All participating children will receive standard in-hospital care for severe anaemia or severe malaria (blood transfusion, often combined parenteral artesunate, followed by a 3-day course of AL whether they initially had malaria or not), which will be started in-hospital as soon as they are able to take oral medication. Many children are likely to receive parenteral antibiotics as well as part of the standard of care.
Endpoints: Cluster randomised trial (Kenya only): The primary endpoint will be the proportion of eligible participants who were not prescribed the full 3 courses of dpoints:PDMC. Individually randomised trial (Kenya and Benin): Primary endpoint: proportion of children with incomplete adherence to the 9 doses of PDMC (three courses of 3-day treatments 3x3=9). Secondary endpoints include 1) clinical effectiveness (all-cause and malaria-specific sick-child clinic visits, all-cause and cause-specific readmissions and all-cause mortality by the end of week 14 after discharge, 2) safety (incidence of serious adverse events), 3) cost-effectiveness, and 4) acceptability and feasibility.
Follow-up procedures: Children will be followed for 14 weeks (i.e., four weeks after the last PDMC course) through passive surveillance of clinic visits and hospitalisations. Each child will then be seen for an end-of-study visit towards the end of week 14. Children will also be visited at home for unannounced home visits one to three days from the last day of the last dose of each 3-day course of PDMC medication to assess adherence.

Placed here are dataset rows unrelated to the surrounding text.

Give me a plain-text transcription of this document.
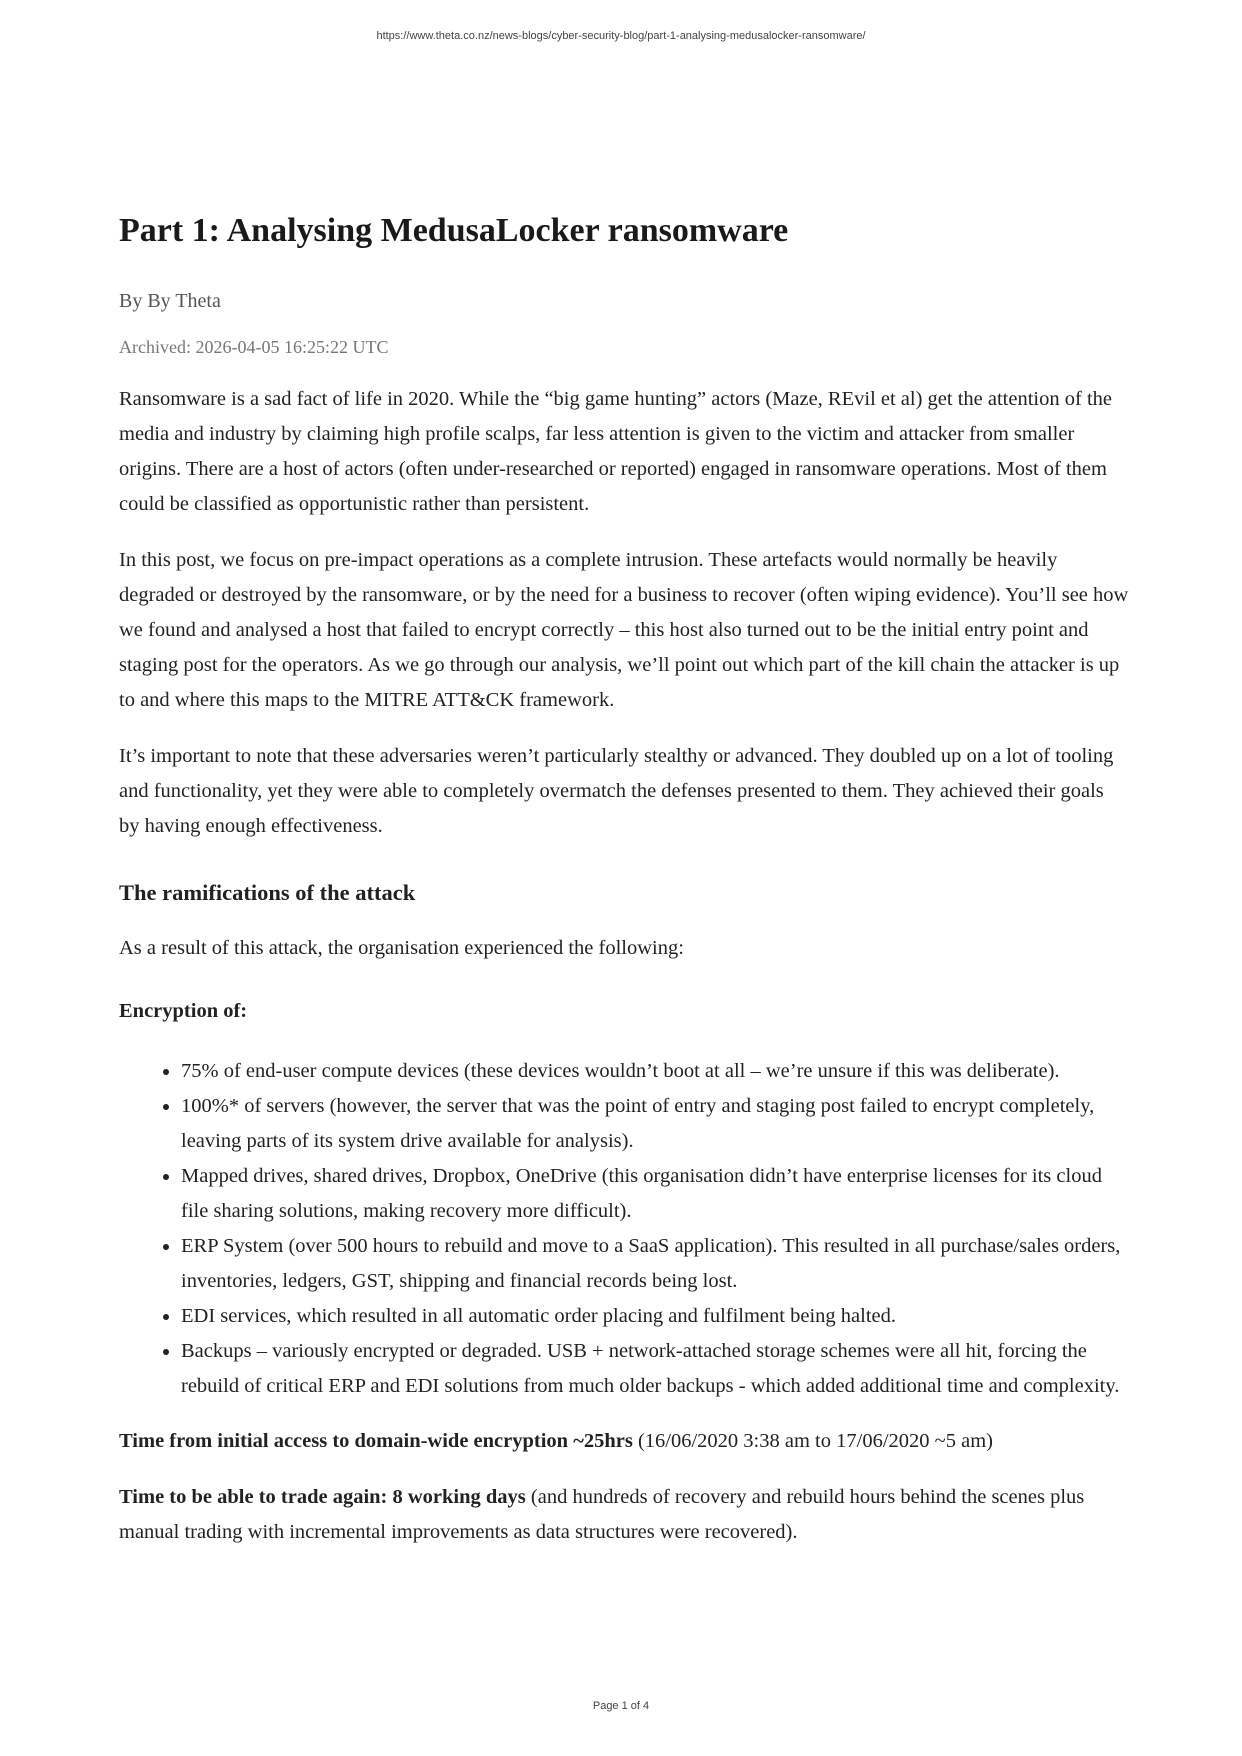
https://www.theta.co.nz/news-blogs/cyber-security-blog/part-1-analysing-medusalocker-ransomware/
Part 1: Analysing MedusaLocker ransomware
By By Theta
Archived: 2026-04-05 16:25:22 UTC

Ransomware is a sad fact of life in 2020. While the “big game hunting” actors (Maze, REvil et al) get the attention of the media and industry by claiming high profile scalps, far less attention is given to the victim and attacker from smaller origins. There are a host of actors (often under-researched or reported) engaged in ransomware operations. Most of them could be classified as opportunistic rather than persistent.

In this post, we focus on pre-impact operations as a complete intrusion. These artefacts would normally be heavily degraded or destroyed by the ransomware, or by the need for a business to recover (often wiping evidence). You’ll see how we found and analysed a host that failed to encrypt correctly – this host also turned out to be the initial entry point and staging post for the operators. As we go through our analysis, we’ll point out which part of the kill chain the attacker is up to and where this maps to the MITRE ATT&CK framework.

It’s important to note that these adversaries weren’t particularly stealthy or advanced. They doubled up on a lot of tooling and functionality, yet they were able to completely overmatch the defenses presented to them. They achieved their goals by having enough effectiveness.

The ramifications of the attack

As a result of this attack, the organisation experienced the following:

Encryption of:

• 75% of end-user compute devices (these devices wouldn’t boot at all – we’re unsure if this was deliberate).
• 100%* of servers (however, the server that was the point of entry and staging post failed to encrypt completely, leaving parts of its system drive available for analysis).
• Mapped drives, shared drives, Dropbox, OneDrive (this organisation didn’t have enterprise licenses for its cloud file sharing solutions, making recovery more difficult).
• ERP System (over 500 hours to rebuild and move to a SaaS application). This resulted in all purchase/sales orders, inventories, ledgers, GST, shipping and financial records being lost.
• EDI services, which resulted in all automatic order placing and fulfilment being halted.
• Backups – variously encrypted or degraded. USB + network-attached storage schemes were all hit, forcing the rebuild of critical ERP and EDI solutions from much older backups - which added additional time and complexity.

Time from initial access to domain-wide encryption ~25hrs (16/06/2020 3:38 am to 17/06/2020 ~5 am)

Time to be able to trade again: 8 working days (and hundreds of recovery and rebuild hours behind the scenes plus manual trading with incremental improvements as data structures were recovered).

Page 1 of 4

Sample size: Cluster randomised trial (Kenya only): Approximately 60 participants per cluster (cluster size will vary between clusters), or approximately 600 overall (300 in each of the two study arms) is estimated to provide over 80% power to detect a risk difference of 20% from 35% in the control arm to 15% in the intervention clusters (RR=0.43), using a two-sided alpha of 0.05, and assuming an intra-cluster correlation coefficient (ICC) of 0.03, a coefficient of variation of 0.39,15% loss to follow-up and small-sample correction to account for the small number of clusters. Individually randomised trial (Kenya and Benin): A sample size of 147 participants in the control arm (c) and 147 in each of the two intervention arms (a and b), totalling 441 participants, would provide 90% power to detect a 50% reduction in the primary endpoint (proportion of children with incomplete adherence to the 9 doses of PDMC) from 36.8% in the control arm to 18.4% (RR=0.50) in any of the two intervention arms using a 1:1:1 allocation after accounting for the multiple comparisons (α = 0.025). A total of 519 participants (173 per arm) will be recruited to allow for a 15% loss to follow-up.
Data Analysis: Risk ratios and corresponding 95% confidence intervals will be computed to compare treatment effects using multi-level mixed models (Kenya) or mixed models (Benin) accounting for clustering effects.
Partners institutions: IRCB, Benin; KEMRI Kisumu, Kenya; LSTM, UK; Epicentre, France; IRD, France; Centers for Disease Control and Prevention, US; TRUE, Malawi.